A monk and theologian from the fourth and fifth centuries, John Cassian, listened intently to the desert solitaries of prayer as he visited them: hermits—desert abbas, around Egypt and Palestine. In Cassian’s teaching and writing afterward, he recommended we offer a particular line of the psalms fervently in our spirits in all circumstances. In the New Revised Standard Version it is worded, “Be pleased, O God, to deliver me. O Lord, make haste to help me!” (Psalm 70:1 and also 40:13) The recommendation to internalize this short prayer for help is also enshrined in the opening lines of Evening Prayer by the influence of John Cassian’s writings on the founder of Benedictine monasticism in the sixth century.

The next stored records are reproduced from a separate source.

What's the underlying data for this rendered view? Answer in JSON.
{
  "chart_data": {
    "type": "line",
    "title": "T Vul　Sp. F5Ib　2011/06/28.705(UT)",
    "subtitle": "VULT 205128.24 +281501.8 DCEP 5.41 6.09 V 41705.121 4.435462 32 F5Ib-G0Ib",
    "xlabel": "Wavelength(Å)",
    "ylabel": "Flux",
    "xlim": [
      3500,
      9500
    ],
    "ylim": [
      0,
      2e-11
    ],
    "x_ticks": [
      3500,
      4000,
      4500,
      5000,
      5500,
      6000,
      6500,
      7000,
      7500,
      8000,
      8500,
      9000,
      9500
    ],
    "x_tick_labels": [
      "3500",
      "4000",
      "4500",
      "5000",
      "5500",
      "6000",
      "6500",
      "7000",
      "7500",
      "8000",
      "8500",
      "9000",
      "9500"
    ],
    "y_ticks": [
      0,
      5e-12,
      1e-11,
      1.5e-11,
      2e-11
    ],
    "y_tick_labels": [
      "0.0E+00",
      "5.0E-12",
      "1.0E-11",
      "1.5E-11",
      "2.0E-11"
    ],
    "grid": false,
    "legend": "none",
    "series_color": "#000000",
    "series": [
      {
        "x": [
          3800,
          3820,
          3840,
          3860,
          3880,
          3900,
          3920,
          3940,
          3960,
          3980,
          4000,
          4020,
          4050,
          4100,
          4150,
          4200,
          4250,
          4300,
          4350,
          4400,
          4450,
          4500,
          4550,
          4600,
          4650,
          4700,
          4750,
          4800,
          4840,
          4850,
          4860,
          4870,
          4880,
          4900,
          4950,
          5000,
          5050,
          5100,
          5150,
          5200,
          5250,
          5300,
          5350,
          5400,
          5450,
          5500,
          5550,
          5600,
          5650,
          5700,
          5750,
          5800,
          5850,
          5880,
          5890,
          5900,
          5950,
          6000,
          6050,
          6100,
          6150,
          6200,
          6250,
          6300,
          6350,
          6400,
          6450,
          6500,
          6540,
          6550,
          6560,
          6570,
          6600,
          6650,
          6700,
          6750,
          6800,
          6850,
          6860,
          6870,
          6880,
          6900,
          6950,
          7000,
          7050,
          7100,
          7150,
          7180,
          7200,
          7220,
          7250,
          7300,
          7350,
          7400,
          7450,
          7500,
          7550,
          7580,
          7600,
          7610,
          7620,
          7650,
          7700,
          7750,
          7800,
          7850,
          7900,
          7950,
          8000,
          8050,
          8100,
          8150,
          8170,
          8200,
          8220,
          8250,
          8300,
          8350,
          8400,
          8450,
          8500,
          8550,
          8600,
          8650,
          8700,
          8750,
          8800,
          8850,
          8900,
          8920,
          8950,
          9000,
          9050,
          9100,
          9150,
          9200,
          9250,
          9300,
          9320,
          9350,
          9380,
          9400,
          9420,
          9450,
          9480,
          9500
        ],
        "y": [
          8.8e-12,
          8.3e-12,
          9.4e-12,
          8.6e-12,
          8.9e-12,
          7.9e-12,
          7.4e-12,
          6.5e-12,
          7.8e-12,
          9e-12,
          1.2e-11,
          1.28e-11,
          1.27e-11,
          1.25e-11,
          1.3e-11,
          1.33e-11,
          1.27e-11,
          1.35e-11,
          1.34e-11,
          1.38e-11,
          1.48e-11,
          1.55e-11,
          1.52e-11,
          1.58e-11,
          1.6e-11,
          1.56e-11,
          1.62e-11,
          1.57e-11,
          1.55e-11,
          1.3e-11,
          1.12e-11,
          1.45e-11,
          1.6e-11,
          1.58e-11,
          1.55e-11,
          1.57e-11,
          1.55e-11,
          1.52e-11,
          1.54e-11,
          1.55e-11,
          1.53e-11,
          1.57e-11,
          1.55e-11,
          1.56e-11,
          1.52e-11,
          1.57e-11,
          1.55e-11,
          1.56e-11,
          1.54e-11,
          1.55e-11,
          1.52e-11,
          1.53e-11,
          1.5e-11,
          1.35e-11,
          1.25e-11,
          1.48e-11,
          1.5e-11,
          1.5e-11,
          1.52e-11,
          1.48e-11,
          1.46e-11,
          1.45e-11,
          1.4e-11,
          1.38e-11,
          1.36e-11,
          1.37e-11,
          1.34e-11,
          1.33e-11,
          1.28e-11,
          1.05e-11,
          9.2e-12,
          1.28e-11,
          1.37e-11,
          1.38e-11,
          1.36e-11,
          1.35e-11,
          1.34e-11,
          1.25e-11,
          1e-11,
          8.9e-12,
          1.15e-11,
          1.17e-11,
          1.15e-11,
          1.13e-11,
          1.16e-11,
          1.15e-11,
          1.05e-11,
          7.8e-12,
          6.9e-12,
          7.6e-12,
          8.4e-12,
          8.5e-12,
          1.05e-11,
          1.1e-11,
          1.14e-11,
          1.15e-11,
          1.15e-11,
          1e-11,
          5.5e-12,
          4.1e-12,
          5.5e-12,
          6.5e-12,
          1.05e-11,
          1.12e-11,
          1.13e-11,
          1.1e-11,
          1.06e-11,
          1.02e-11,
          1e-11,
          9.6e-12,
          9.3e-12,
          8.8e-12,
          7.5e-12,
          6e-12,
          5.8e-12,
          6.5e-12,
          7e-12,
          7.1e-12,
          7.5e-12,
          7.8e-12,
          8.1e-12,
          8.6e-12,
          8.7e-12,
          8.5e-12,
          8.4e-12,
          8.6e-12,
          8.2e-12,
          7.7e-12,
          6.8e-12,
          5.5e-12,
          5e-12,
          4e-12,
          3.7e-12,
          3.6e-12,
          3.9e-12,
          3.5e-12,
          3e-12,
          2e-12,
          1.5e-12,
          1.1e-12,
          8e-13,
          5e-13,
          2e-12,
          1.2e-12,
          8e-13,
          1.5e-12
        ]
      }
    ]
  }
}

I have memorized it from the New English Bible version: “Show me favor, O God and save me; hasten to help me, O Lord.” Time after time, when it comes to my lips, as a simple comfort, or when I feel severely overwhelmed, I feel in line with Paul’s description in Roman’s 8:15-16: For you did not receive a spirit of slavery to fall back into fear, but you have received a spirit of adoption. When we cry, "Abba! Father!" it is that very Spirit bearing witness with our spirit that we are children of God.”
In those times of repeating the prayer over and over again, I feel the Spirit coming alongside me and ushering me through the fears and anxieties. I am sure I will have overwhelming times. Indeed, I never know how long they will last. Still, I also know I can reach out in every case to God, through the grace of the Holy Spirit, and experience that kinship we have with Christ. That helps restore me to patience and trust. It gives me hope and calms my heart so I can move forward.